Rubi Guerra: “Este libro es más que una biografía” / Raquel González V.

Rubi Guerra: “This book is more than a biography”

The writer Rubi Guerra reveals the life of the poet Ramos Sucre in 110 pages


What would have happened to the writer if he hadn’t suffered from insomnia? Would he have consolidated his figure or would he have remained buried in obscurity? These are some of the questions that emerge upon reading La tarea del testigo, from the winner of the Rufino Blanco Fombona Novella Prize in the year 2006, Rubi Guerra (b. 1958).

The story is divided into 9 chapters and an appendix titled Tres historias perdidas. Each one of these sections recreates, with the help of the imagination, the life of the poet José Antonio Ramos Sucre (1890-1930), a citizen of Cumaná who dedicated his life to the world of letters, until committing suicide with a drug overdose.
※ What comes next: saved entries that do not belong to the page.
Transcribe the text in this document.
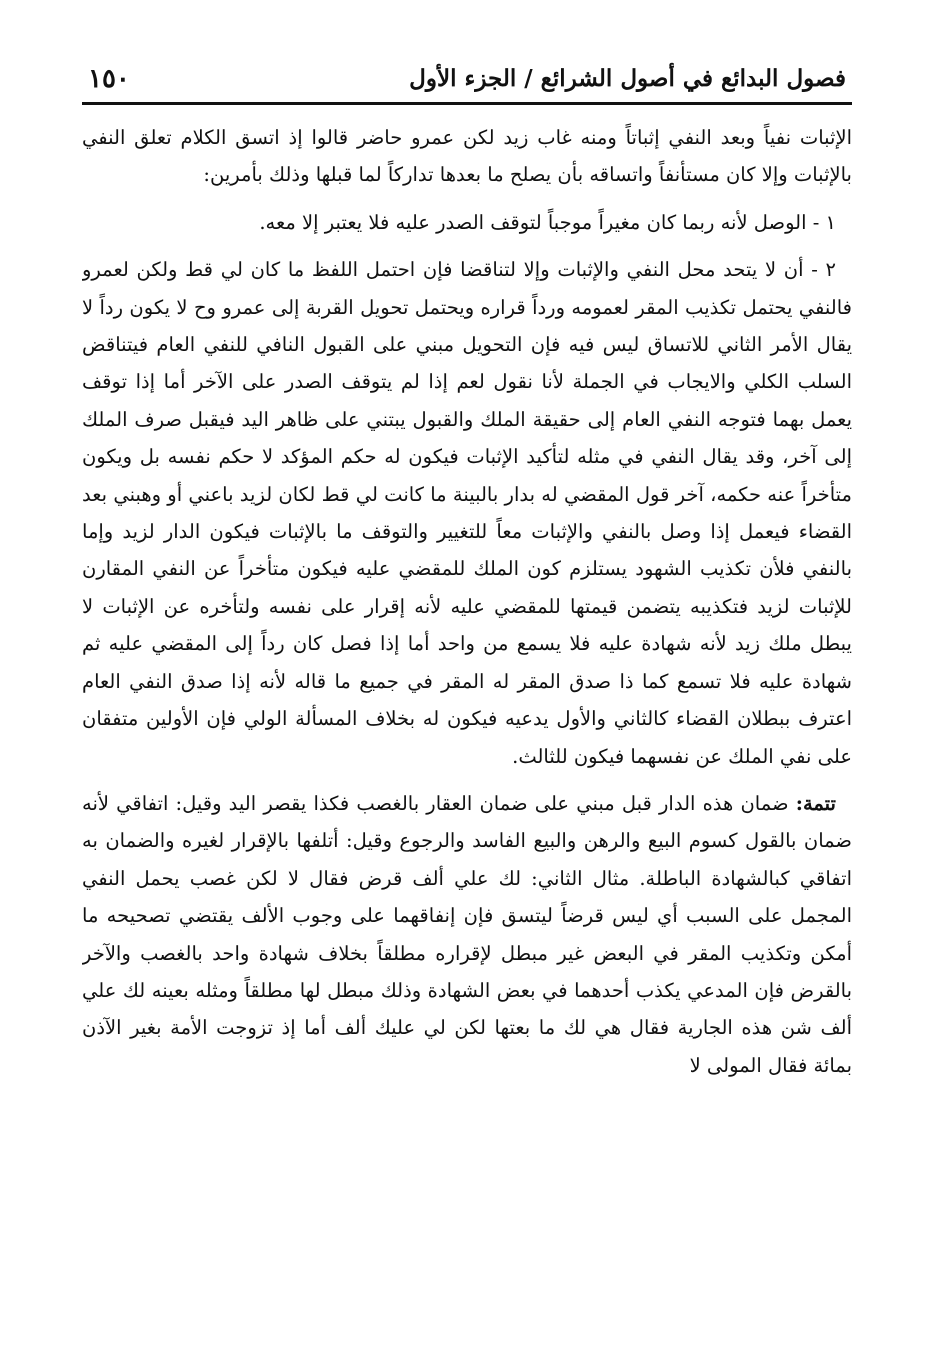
فصول البدائع في أصول الشرائع / الجزء الأول
١٥٠

الإثبات نفياً وبعد النفي إثباتاً ومنه غاب زيد لكن عمرو حاضر قالوا إذ اتسق الكلام تعلق النفي بالإثبات وإلا كان مستأنفاً واتساقه بأن يصلح ما بعدها تداركاً لما قبلها وذلك بأمرين:

١ - الوصل لأنه ربما كان مغيراً موجباً لتوقف الصدر عليه فلا يعتبر إلا معه.

٢ - أن لا يتحد محل النفي والإثبات وإلا لتناقضا فإن احتمل اللفظ ما كان لي قط ولكن لعمرو فالنفي يحتمل تكذيب المقر لعمومه ورداً قراره ويحتمل تحويل القربة إلى عمرو وح لا يكون رداً لا يقال الأمر الثاني للاتساق ليس فيه فإن التحويل مبني على القبول النافي للنفي العام فيتناقض السلب الكلي والايجاب في الجملة لأنا نقول لعم إذا لم يتوقف الصدر على الآخر أما إذا توقف يعمل بهما فتوجه النفي العام إلى حقيقة الملك والقبول يبتني على ظاهر اليد فيقبل صرف الملك إلى آخر، وقد يقال النفي في مثله لتأكيد الإثبات فيكون له حكم المؤكد لا حكم نفسه بل ويكون متأخراً عنه حكمه، آخر قول المقضي له بدار بالبينة ما كانت لي قط لكان لزيد باعني أو وهبني بعد القضاء فيعمل إذا وصل بالنفي والإثبات معاً للتغيير والتوقف ما بالإثبات فيكون الدار لزيد وإما بالنفي فلأن تكذيب الشهود يستلزم كون الملك للمقضي عليه فيكون متأخراً عن النفي المقارن للإثبات لزيد فتكذيبه يتضمن قيمتها للمقضي عليه لأنه إقرار على نفسه ولتأخره عن الإثبات لا يبطل ملك زيد لأنه شهادة عليه فلا يسمع من واحد أما إذا فصل كان رداً إلى المقضي عليه ثم شهادة عليه فلا تسمع كما ذا صدق المقر له المقر في جميع ما قاله لأنه إذا صدق النفي العام اعترف ببطلان القضاء كالثاني والأول يدعيه فيكون له بخلاف المسألة الولي فإن الأولين متفقان على نفي الملك عن نفسهما فيكون للثالث.

تتمة: ضمان هذه الدار قبل مبني على ضمان العقار بالغصب فكذا يقصر اليد وقيل: اتفاقي لأنه ضمان بالقول كسوم البيع والرهن والبيع الفاسد والرجوع وقيل: أتلفها بالإقرار لغيره والضمان به اتفاقي كبالشهادة الباطلة. مثال الثاني: لك علي ألف قرض فقال لا لكن غصب يحمل النفي المجمل على السبب أي ليس قرضاً ليتسق فإن إنفاقهما على وجوب الألف يقتضي تصحيحه ما أمكن وتكذيب المقر في البعض غير مبطل لإقراره مطلقاً بخلاف شهادة واحد بالغصب والآخر بالقرض فإن المدعي يكذب أحدهما في بعض الشهادة وذلك مبطل لها مطلقاً ومثله بعينه لك علي ألف شن هذه الجارية فقال هي لك ما بعتها لكن لي عليك ألف أما إذ تزوجت الأمة بغير الآذن بمائة فقال المولى لا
“People always think that by glancing through the book they’re gonna find a short narrative of his life. More than a biography what I’m trying to do is show the character’s fragility. A figure inspired in the poet, but not the representation of the actual man,” Guerra expressed.

One of the aspects that stands out the most in the text is the mixture between dreams and reality. In these 110 pages, the author awakens the reader’s curiosity by constantly playing with reality and fiction.

For the writer this interest is due to the enigma surrounding the figure of the man from Cumaná. “He remains very cherished by the public, he wanders between the oneiric and the vigil, between reality and mystery,” said the author of the collection of short stories Un sueño comentado (2004).

This work displays the artist as a witness to the time he was fated to live. A man who through his words told the memories of his own story. Many followers of literature consider this poet to be enigmatic, while for others he represents an irreplaceable reference point.

The text centers around his final stau in Switzerland, the longing for his native land, the anguish produced by insomnia and the need to write and make himself read. Throughout the story, the author leaps between the epistolary genre, fiction and on some occasions draws near to the Gothic novel.

The story that began to move around the author’s mind was crystallized in 2006. “I finished that very year and it ended up winning the prize that hasn’t been convened again after that,” Guerra pointed out.

When asked about the literary scene in Venezuela he emphasized that it’s grown and that there will always be good writers and others that aren’t quite. Additionally, he pointed out that books have increased, but not the quantity of readers.